Syd Barrett: 10 Things You Didn’t Know About Pink Floyd’s ‘Crazy Diamond’
As the spark that launched Pink Floyd into orbit, Syd Barrett left behind a small but unbelievably potent body of work. He was the principal songwriter behind the band’s debut – 1967 masterpiece The Piper at the Gates of Dawn – and a handful of strong early singles that helped define the psychedelic age. His creative genius was derailed by a drug-fueled psychological collapse, forcing his 1968 removal from the group he helped form. Though Barrett helmed Pink Floyd for barely two years out of their three-decade career, his specter haunted the band for the remainder of their existence and his presence is felt in some of their finest work.

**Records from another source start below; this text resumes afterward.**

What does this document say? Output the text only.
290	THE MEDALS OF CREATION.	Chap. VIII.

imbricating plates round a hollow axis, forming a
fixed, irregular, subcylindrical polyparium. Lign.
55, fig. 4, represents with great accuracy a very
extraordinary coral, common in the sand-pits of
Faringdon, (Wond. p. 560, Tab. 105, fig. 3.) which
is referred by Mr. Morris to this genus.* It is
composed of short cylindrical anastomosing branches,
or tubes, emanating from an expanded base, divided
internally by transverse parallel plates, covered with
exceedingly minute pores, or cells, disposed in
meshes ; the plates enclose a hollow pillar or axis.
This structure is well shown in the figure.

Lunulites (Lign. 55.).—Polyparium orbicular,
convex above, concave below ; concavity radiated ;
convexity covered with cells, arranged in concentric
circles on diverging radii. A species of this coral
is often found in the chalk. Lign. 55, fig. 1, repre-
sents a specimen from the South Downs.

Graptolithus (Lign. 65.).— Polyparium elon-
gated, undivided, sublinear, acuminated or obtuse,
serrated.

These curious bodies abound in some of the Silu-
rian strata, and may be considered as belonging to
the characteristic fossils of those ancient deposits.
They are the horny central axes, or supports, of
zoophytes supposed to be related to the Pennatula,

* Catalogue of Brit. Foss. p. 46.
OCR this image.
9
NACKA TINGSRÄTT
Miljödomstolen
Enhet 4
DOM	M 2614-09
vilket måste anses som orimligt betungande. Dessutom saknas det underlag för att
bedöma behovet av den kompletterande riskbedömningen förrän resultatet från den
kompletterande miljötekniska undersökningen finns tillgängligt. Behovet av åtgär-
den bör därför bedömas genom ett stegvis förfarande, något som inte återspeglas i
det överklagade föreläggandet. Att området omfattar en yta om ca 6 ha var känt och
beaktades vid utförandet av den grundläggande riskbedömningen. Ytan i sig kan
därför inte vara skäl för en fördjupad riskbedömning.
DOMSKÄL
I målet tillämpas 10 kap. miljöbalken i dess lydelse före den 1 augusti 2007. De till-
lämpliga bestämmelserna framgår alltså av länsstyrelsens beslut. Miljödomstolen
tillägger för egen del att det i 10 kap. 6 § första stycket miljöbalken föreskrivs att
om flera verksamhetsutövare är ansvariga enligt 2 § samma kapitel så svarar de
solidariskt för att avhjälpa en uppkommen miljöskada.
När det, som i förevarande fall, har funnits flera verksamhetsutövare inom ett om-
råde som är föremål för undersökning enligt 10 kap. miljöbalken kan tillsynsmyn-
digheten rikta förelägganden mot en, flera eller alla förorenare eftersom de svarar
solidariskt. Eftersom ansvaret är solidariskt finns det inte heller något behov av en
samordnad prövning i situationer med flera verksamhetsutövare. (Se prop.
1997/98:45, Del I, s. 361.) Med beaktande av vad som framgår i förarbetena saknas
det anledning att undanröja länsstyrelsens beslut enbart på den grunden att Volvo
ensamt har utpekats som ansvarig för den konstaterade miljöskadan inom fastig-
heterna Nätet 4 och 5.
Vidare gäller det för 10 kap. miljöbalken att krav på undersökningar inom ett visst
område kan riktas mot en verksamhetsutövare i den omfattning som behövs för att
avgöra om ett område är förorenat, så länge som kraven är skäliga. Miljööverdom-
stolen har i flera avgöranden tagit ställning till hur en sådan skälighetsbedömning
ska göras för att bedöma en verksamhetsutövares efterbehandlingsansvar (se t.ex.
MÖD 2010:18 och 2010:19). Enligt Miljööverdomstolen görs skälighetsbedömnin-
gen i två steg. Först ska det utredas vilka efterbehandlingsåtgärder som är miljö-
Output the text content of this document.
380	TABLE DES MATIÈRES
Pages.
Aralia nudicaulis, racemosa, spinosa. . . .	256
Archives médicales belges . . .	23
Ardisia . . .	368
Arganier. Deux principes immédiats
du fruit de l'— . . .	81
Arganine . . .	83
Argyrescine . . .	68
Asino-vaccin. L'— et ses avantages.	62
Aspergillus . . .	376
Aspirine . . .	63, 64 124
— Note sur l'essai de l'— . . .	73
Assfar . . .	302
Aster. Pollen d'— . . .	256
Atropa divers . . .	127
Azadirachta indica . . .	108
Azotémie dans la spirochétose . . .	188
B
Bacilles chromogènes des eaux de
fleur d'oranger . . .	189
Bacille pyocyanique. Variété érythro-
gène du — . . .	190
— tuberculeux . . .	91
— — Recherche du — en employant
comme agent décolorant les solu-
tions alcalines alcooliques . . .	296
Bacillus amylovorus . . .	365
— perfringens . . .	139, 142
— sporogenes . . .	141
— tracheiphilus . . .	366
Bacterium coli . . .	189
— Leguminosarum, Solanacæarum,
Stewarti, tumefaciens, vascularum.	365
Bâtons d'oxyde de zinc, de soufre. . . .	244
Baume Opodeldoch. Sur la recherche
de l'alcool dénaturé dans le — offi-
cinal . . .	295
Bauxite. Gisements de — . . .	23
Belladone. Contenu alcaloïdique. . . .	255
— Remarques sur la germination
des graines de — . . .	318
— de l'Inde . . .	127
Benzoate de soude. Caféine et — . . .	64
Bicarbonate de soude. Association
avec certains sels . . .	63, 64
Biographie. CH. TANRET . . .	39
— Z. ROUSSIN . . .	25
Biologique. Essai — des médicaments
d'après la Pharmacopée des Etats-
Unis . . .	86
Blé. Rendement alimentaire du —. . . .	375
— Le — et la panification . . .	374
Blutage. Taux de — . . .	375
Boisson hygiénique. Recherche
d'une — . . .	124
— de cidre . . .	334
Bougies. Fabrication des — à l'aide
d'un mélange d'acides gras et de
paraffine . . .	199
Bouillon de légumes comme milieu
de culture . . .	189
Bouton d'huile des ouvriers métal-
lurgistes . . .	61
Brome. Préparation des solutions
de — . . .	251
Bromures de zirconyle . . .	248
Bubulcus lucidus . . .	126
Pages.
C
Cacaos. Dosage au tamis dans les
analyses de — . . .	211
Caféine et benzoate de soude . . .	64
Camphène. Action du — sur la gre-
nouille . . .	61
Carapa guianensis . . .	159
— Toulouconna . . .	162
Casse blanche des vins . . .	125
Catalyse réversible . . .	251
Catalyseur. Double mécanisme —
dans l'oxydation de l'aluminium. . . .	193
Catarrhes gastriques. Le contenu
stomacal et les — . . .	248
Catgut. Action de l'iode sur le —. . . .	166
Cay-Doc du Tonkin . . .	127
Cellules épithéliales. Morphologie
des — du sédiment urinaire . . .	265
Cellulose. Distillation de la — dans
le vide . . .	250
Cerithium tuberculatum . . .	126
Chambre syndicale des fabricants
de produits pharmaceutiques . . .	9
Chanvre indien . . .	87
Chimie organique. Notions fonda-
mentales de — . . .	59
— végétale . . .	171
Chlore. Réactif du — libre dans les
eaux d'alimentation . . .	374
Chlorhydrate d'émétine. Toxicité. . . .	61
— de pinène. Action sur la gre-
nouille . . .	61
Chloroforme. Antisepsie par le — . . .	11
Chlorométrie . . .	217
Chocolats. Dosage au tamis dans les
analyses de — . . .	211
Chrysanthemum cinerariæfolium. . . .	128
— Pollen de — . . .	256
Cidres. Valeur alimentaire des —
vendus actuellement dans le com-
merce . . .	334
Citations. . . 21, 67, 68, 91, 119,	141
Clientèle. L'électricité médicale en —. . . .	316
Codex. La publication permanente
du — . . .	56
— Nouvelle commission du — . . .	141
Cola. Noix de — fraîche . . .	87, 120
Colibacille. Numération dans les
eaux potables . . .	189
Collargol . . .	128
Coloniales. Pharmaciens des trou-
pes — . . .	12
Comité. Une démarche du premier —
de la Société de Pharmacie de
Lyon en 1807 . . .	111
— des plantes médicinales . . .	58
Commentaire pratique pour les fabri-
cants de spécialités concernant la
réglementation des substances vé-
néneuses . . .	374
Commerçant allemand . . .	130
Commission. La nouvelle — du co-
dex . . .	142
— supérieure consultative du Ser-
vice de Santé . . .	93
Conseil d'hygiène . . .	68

“I don’t think I’m easy to talk about,” Barrett confessed to Rolling Stone in 1971, three years into his shaky solo career. “I’ve got a very irregular head. And I’m not anything that you think I am anyway.” Shortly after uttering this assessment, he was to abandon his musical career completely and withdraw from public life, allowing misconceptions and rumors to flourish. To some, he’s a guitar-wielding Icarus: a cautionary tale of fame, drugs and excess. To others, he’s the ultimate romantic ideal of a reclusive artist. Once he retreated into his private world, he left it to fans to solve the riddle that is Syd Barrett.
By the end of his life, he had reverted to his birth name, Roger, and settled into his role as an amateur painter and local eccentric in his native Cambridge, England. Syd Barrett, the rock icon, died long before pancreatic cancer claimed his physical body on July 7th, 2006. Ten years after his death, here are some little-known facts about one of music’s most unique figures.
1. Barrett tried to join a religious sect before achieving success as a musician.
In the summer of 1965, as Barrett took his first steps into the music world with an embryonic Pink Floyd, he also began using psychedelic drugs with friends in the Cambridge intellectual coterie. The introspection induced by LSD and other consciousness-expanding substances led many in his circle to convert to a sect of Sikhism known as Sant Mat (literally “Path of the Saints”). Dating back to 13th-century India, the religion follows a strict moral code and principles of abstinence. “A lot of people of Syd’s acquaintance were drawn quite hysterically, with massive enthusiasm, into it,” recalled David Gale, a close friend of Barrett’s, when interviewed by author Rob Chapman.
One by one, young bohemians of Cambridge made pilgrimages to India and returned profoundly changed. “[They] came back home, cut their hair off, threw away their hippie clothes, got suits, got a job, became vegetarians, stopped drinking, smoking and taking drugs, married women of the same persuasion as them, only had sex for procreative purposes, were advised to be ‘ordinary’ and to keep their heads down,” Gale continued.